Real Time Entertainment Using iNternet Replaces TVSince the inception of the TV business, the rules have been very clear: If you want to sell TV services, you need something in short supply – Broadcast Spectrum, vast sums of capital to run every home with coaxial cable and the last one in the evolution was DTH/DBS orbital slot and a geosynchronous satellite. Today, to sell video services, you need a web server. Real time entertainment (RTE) is the most significant source of fixed-line data traffic in every region of the world. It makes up 62% of traffic in North America, 46% in Asia and 36% in Europe

We’re in the midst of two revolutions: the rise of broadband and the proliferation of apps. These two revolutions will meet. And, that meeting will likely occur in your living room. In effect, TV will migrate from the push-based delivery of linear channels over closed TV systems, to a pull-based delivery of specific shows via an app over an open system.

In the US, Australia and Canada, 16-19% of all video consumption occurs on the web today. This includes real-time entertainment (RTE) and file sharing services.
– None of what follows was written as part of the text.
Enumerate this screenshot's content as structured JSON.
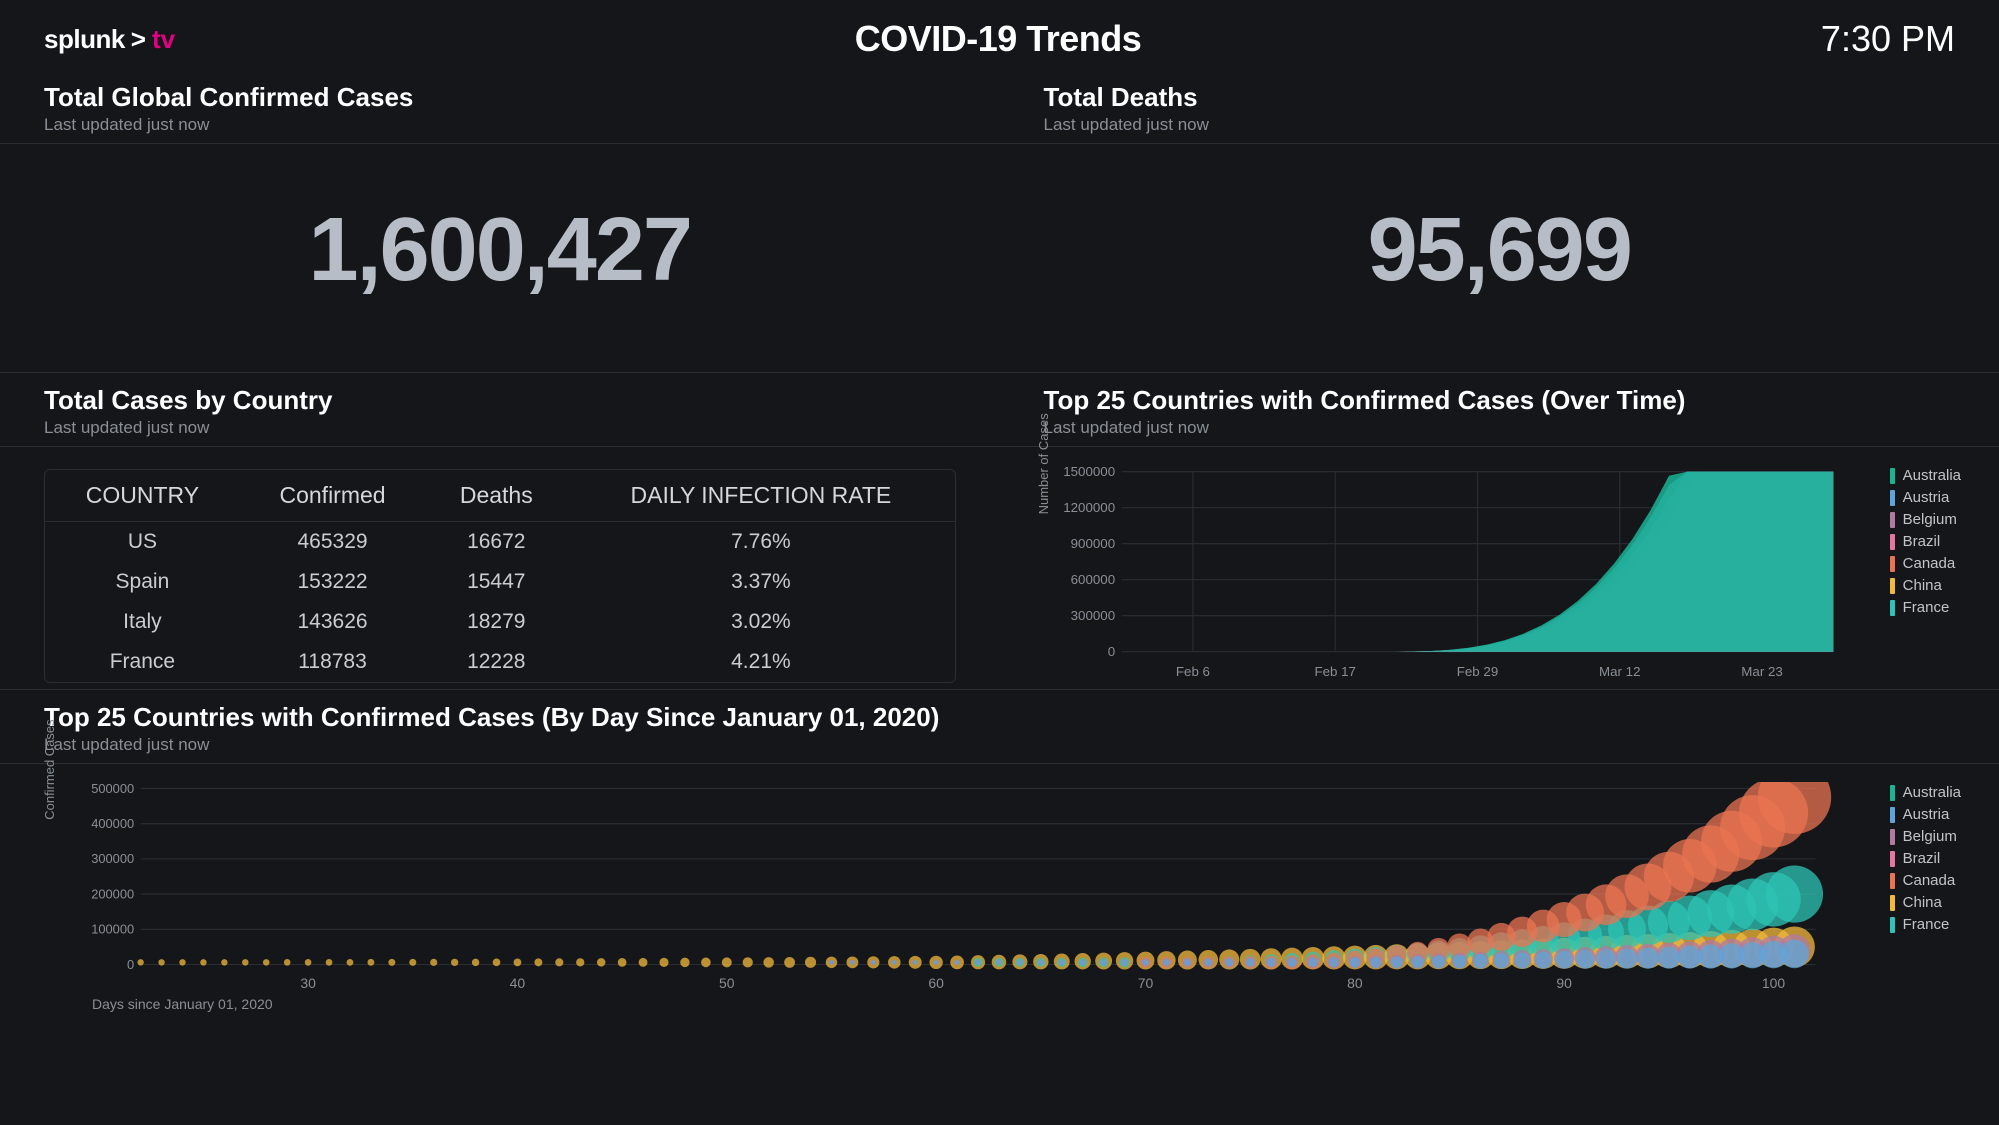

In some market like Netherlands, Sweden and perhaps Germany have high pay TV penetration rates, high broadband speeds and adoption augmented with robust free-to-air TV stations that can complement free web based videos. RTE traffic comes in three groups: 1) actual RTE sites like YouTube, 2) RTE peer casting services like PPStream and QVOD and 3) RTE that uses a specific protocol like Flash Video or MPEG (that is typically embedded within web browsing sites).

China has emerged as a leap frog market. Today, partly due to the highly regulated nature of TV offerings, online video represents about 58% of total video consumption. China is a global outlier in this regard. Many of the
salient metrics that typically drive heavy on-line consumption are low. Internet penetration is just 43%. Average broadband speeds are just 2.8Mbps. And pay TV adoption is also relatively low at 47%.

The Answer to these questions – Is the Internet capable of delivering robust video content inexpensively? and Is the existing TV market ripe for web-based substitution? will determine the success of Real Time Entertainment in any geography across the globe.